This masterpiece was brought to life in the Renaissance era with a representation a traditional theme aimed at forming part of the decorative scheme in the Florence Dominican convent. It is one of two panels that were once part of a large altarpiece just above the central painting. This painting was Fra Angelico's depiction of the moments leading the announcement of God’s will on the Virgin Mary. The second panel indicates Virgin Mary bowing her head, an indication that she had submitted to the will of God.
The painting is a clear depiction of the transition between the Gothic period and renaissance era as evidenced by the static, flat and unrealistic appearance of the Annunciatory Angel, at a time when subjects in paintings were supposed to achieve heights of singular elegance. The utilisation of the element of light in this art piece by Angelico is just revolutionary. He utilised Masaccio's approach in this painting by creating a figured that appears weighty, solid and situated in a seemingly designed space.
Another technique that is quite evident in this piece is the use of minimalistic component parts that was achieved because of Angelico's prior training as a manuscript illuminator. The intricacy of the Archangel Gabriel's figure is successfully brought out by Angelico's success in using different textures, especially in the wings feathered texture with high contrast between the wings and the halo.

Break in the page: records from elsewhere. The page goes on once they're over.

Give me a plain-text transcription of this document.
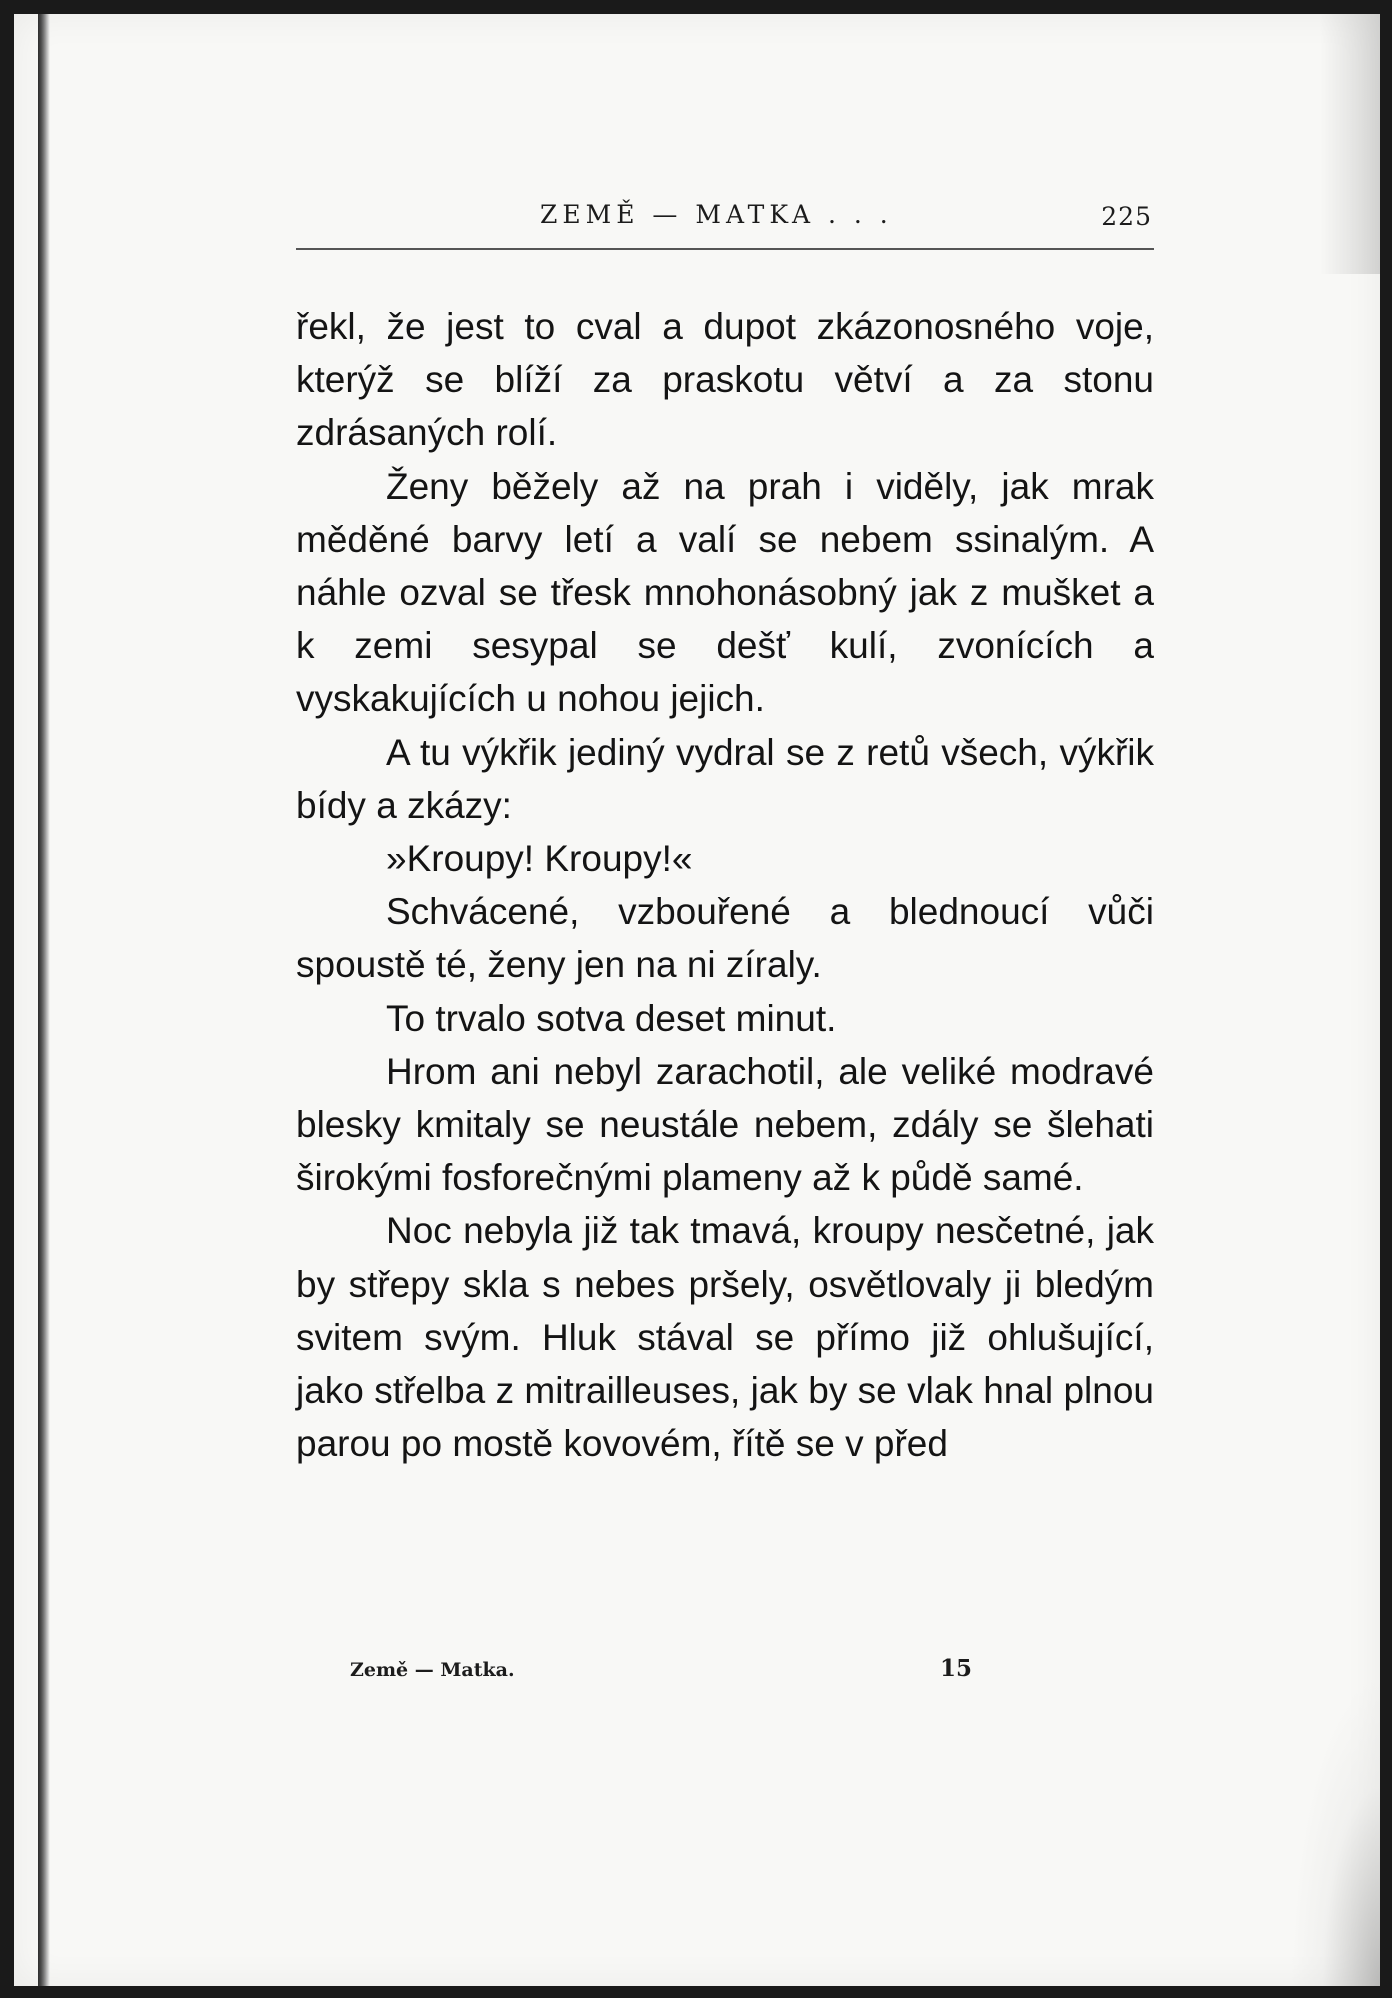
ZEMĚ — MATKA . . .	225

řekl, že jest to cval a dupot zkázonosného voje, kterýž se blíží za praskotu větví a za stonu zdrásaných rolí.

Ženy běžely až na prah i viděly, jak mrak měděné barvy letí a valí se nebem ssinalým. A náhle ozval se třesk mnohonásobný jak z mušket a k zemi sesypal se dešť kulí, zvonících a vyskakujících u nohou jejich.

A tu výkřik jediný vydral se z retů všech, výkřik bídy a zkázy:

»Kroupy! Kroupy!«

Schvácené, vzbouřené a blednoucí vůči spoustě té, ženy jen na ni zíraly.

To trvalo sotva deset minut.

Hrom ani nebyl zarachotil, ale veliké modravé blesky kmitaly se neustále nebem, zdály se šlehati širokými fosforečnými plameny až k půdě samé.

Noc nebyla již tak tmavá, kroupy nesčetné, jak by střepy skla s nebes pršely, osvětlovaly ji bledým svitem svým. Hluk stával se přímo již ohlušující, jako střelba z mitrailleuses, jak by se vlak hnal plnou parou po mostě kovovém, řítě se v před

Země — Matka.	15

Aquinas, a great painter associated with Thomism, a philosophical school based on his works, was a great influence on Fra Angelico's works because of his emphasis on the use of emotions in spiritual life and the harmony between grace and nature. These elements are at the core of Angelico's paintings. Another great influence on the career of Angelico was Alessio Baldovinetti that helped him achieve a mature style in his work, especially on a fresco he did with Andrea del Castagno. Other artists that were of great influence were Masaccio and St. Antoninus Pierozzi who later became Florence’s archbishop among others.
Some of the movements that Fra Angelico influenced were High Renaissance, Pre-Raphaelites and Romaneque art including famous artists like Dante Gabriel Rossetti, Rogier van der Weyden whose works are a depiction of Angelico's compositional structure and continues serving as a source of inspiration to many artists including pop artist Richard Hamilton.